Variance of Gaussian linear combination I have two independent gaussian distributions to combine and I have a doubt.
Let's say we have $X \sim N(\mu_x,\sigma^2_x)$ and $Y \sim N(\mu_y,\sigma^2_y)$. I want to mix the two variables with a 0.5 weight each, so I obtain a new variable $Z=0.5*X+0.5*Y$ with mean $\mu_z=0.5*\mu_x+0.5*\mu_y$.
Is it right to say that $\sigma^2_z=0.5^2*\sigma^2_x+0.5^2*\sigma^2_y$?
Because I clearly obtain less variance than intuitively expected when combining distributions.
 A: This answer should be viewed as being a compilation of comments which resulted in the OP's confusion being resolved, and is not intended as being the most general or rigorous statement on the subject. Its goal is to aid interpretation.
Jeremias K's answer shows the formula for the variance of a weighted sum of random variables.  In particular, taking the special case of all weights being $1/n$ for a weighted sum of n independent random variables, the variance of the weighted sum equals $1/n^2$ times the sum of the variances of the individual random variables.  If the random variables are also identically distributed, then the variance of the weighted sum equals $1/n$ times the variance of an individual random variable.
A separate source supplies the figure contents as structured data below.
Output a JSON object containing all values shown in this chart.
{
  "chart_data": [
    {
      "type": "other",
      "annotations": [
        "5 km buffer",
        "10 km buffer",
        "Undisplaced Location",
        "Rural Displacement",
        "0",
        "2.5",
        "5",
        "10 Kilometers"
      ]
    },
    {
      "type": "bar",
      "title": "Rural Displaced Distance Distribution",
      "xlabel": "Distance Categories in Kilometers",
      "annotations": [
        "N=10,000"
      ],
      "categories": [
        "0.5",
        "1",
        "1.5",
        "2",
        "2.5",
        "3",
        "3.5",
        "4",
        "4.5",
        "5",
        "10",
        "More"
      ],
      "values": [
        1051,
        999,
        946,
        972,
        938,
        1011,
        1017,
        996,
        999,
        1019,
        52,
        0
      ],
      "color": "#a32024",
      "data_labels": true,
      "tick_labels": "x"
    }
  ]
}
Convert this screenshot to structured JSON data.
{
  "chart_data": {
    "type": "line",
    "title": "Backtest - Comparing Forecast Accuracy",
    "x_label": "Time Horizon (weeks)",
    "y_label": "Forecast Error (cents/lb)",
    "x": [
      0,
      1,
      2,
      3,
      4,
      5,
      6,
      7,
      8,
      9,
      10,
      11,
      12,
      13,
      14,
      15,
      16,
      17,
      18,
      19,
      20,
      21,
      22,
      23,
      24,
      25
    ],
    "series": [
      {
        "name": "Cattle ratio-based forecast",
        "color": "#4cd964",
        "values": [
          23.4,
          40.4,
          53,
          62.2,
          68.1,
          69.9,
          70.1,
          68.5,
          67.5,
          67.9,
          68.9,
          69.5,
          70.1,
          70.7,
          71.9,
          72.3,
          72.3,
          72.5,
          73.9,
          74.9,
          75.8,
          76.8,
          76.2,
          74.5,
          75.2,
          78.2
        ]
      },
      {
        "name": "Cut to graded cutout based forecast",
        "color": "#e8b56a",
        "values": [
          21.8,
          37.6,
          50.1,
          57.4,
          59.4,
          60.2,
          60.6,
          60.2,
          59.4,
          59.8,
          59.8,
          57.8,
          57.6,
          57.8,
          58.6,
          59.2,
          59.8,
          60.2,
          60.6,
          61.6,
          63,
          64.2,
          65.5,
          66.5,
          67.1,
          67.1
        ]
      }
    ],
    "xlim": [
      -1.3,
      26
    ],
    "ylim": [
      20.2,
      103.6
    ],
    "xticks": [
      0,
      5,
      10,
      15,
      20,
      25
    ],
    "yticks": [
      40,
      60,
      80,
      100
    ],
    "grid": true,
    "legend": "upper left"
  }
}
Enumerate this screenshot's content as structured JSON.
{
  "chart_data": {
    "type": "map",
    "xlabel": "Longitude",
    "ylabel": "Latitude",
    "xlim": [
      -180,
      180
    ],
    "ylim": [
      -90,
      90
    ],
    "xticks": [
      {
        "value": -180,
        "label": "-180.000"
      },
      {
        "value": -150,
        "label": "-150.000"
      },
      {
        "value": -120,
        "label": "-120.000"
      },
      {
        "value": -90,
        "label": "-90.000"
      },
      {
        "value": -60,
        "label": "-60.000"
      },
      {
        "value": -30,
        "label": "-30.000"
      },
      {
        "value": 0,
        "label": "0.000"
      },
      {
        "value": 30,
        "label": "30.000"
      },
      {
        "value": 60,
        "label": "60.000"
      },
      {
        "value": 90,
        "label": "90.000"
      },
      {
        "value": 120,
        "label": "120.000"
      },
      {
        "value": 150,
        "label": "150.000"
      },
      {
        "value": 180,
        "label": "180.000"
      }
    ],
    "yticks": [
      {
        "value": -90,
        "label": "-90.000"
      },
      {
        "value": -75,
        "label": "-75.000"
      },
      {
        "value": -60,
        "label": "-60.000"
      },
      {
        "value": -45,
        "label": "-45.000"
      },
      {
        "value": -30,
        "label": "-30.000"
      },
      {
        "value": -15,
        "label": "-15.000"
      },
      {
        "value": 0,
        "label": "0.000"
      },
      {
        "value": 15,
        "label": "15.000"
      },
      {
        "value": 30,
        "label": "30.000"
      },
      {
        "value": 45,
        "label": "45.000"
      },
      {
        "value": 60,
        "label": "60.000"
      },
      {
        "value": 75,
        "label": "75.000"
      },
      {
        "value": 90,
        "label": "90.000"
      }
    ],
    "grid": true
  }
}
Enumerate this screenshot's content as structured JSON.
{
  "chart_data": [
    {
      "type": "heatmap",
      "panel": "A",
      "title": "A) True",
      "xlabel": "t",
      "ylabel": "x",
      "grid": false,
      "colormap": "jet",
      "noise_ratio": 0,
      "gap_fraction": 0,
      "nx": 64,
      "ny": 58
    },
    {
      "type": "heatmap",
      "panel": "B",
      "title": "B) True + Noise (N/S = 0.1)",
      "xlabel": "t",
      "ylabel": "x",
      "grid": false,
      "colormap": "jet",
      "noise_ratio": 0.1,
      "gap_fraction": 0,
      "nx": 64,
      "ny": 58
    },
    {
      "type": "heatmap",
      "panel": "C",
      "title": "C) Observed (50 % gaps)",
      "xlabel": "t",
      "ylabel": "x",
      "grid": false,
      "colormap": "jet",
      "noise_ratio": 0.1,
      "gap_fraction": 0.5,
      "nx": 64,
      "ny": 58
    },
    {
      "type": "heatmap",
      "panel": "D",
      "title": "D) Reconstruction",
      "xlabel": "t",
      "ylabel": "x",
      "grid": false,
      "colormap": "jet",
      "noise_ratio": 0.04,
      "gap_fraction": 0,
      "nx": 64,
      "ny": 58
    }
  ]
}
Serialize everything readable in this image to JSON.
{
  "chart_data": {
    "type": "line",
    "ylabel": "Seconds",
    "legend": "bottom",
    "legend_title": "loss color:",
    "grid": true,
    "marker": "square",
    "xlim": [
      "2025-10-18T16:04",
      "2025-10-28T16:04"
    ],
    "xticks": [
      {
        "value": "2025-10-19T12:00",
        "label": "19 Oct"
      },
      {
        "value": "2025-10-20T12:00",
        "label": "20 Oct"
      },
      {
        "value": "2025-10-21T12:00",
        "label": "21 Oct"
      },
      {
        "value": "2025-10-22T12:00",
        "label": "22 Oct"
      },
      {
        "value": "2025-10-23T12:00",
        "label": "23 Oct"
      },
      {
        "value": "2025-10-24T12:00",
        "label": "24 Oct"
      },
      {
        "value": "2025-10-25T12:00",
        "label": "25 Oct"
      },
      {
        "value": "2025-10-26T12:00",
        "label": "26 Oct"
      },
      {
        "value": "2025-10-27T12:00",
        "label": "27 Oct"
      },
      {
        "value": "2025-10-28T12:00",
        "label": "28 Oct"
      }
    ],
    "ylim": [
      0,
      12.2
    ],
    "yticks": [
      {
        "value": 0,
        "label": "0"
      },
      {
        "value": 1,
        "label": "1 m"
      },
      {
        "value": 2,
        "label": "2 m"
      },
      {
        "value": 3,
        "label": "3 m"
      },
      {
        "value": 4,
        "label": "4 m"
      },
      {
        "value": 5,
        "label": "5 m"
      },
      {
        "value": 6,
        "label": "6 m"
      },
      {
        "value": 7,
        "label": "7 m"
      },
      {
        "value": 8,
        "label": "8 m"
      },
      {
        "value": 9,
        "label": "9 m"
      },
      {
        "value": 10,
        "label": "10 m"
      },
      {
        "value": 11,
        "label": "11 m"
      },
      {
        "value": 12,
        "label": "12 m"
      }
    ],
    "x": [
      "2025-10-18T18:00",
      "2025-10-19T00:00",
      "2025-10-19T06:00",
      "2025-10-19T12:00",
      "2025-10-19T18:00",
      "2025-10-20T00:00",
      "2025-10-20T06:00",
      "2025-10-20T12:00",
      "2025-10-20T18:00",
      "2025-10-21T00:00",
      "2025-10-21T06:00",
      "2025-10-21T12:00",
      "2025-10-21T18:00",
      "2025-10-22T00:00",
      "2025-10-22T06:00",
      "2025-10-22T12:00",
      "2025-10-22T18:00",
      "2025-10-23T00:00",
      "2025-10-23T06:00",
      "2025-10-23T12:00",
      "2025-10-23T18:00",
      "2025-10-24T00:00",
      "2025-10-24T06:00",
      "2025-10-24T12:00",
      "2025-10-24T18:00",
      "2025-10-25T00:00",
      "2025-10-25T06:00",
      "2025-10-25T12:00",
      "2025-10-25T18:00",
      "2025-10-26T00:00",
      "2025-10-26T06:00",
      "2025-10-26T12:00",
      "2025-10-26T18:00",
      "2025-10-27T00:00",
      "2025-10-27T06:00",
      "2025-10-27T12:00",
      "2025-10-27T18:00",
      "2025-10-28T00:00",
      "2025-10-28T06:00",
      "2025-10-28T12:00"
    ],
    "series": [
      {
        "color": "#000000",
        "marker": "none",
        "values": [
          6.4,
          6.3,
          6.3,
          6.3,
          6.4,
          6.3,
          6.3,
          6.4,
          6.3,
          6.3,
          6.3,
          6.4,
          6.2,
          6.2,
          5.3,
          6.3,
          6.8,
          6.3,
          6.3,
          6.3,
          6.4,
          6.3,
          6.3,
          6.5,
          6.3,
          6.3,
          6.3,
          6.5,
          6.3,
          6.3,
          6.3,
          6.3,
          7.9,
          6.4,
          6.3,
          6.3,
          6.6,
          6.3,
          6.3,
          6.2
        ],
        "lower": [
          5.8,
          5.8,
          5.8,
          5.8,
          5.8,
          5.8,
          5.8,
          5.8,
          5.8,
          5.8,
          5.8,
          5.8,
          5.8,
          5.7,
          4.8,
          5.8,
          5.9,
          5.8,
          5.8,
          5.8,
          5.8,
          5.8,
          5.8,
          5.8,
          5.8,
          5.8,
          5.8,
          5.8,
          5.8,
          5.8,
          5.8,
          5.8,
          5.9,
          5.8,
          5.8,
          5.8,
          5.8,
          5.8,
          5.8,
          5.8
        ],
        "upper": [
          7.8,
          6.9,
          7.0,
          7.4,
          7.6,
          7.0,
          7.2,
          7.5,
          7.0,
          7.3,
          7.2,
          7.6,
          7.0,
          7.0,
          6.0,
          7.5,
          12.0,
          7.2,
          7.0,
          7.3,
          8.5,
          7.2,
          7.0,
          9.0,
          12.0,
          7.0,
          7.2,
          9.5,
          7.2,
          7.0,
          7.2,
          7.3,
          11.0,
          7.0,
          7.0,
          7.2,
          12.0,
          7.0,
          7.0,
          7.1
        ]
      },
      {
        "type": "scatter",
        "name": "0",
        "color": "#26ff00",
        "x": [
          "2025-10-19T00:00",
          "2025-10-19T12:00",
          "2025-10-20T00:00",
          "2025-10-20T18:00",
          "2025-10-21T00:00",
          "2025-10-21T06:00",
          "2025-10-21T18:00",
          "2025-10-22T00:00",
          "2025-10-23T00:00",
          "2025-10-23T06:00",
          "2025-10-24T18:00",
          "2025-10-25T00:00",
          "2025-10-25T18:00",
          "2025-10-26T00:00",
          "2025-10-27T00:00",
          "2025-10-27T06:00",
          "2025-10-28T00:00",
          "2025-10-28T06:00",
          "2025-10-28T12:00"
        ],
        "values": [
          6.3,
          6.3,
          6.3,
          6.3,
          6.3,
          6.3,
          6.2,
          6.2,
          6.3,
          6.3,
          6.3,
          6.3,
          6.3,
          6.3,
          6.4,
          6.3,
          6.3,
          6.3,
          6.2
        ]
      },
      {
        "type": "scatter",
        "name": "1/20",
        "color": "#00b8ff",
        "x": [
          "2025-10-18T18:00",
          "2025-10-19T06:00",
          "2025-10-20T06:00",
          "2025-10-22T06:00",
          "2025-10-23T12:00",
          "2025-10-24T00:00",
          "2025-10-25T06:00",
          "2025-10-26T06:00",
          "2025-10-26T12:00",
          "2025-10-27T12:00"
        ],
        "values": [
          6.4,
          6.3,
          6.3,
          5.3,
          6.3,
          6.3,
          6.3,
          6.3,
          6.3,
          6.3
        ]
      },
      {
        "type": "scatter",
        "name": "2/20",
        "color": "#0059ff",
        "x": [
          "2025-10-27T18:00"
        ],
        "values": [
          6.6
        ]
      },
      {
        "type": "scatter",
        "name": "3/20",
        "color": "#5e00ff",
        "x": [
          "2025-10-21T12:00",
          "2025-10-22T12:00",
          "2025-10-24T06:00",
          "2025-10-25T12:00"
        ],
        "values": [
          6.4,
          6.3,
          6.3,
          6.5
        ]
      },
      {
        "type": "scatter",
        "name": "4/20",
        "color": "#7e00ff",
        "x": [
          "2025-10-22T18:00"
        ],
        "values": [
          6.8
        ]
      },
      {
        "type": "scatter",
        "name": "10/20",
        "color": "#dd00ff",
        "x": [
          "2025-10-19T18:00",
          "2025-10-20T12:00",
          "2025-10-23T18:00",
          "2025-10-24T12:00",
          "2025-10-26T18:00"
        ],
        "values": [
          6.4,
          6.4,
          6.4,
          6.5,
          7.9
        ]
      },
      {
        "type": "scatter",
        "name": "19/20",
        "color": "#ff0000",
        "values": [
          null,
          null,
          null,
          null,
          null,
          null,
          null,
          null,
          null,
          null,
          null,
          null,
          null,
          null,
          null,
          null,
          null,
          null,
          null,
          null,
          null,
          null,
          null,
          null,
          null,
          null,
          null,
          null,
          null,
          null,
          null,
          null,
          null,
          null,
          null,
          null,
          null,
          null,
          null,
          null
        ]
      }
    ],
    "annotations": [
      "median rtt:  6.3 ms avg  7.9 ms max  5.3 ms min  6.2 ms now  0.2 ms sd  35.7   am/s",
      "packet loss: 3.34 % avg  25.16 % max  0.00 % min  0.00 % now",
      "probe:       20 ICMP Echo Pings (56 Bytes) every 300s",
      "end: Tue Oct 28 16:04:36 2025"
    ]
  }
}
As you take the average of more and more i.i.d. (Gaussian) random variables, the variance of that average will decrease, as seen from the preceding formulation, which is a result which should be quite familiar.  Why does the variance of that average decrease vs. an individual random variable? Well, taking the case of 2 independent random variables, an extreme value in one variable tends not to be matched with a similar direction extreme value in the other variable, hence making the average less extreme than the individual random variables, hence the decreased variance. The magnitude of this effect increases as the number of random variables being averaged increases.
A: If $X$ and $Y$ are independent, $Cov(X,Y) = 0$. Since also, $Var(aX+bY) = a^2Var(X) + b^2Var(Y) + 2abCov(X,Y)$, it is in fact right to calculate the variance as you did.
I am not sure I can give an answer to the part of your question about intuition. I cannot really follow your intuition as to why the variance from the combination should be larger. Can you elaborate?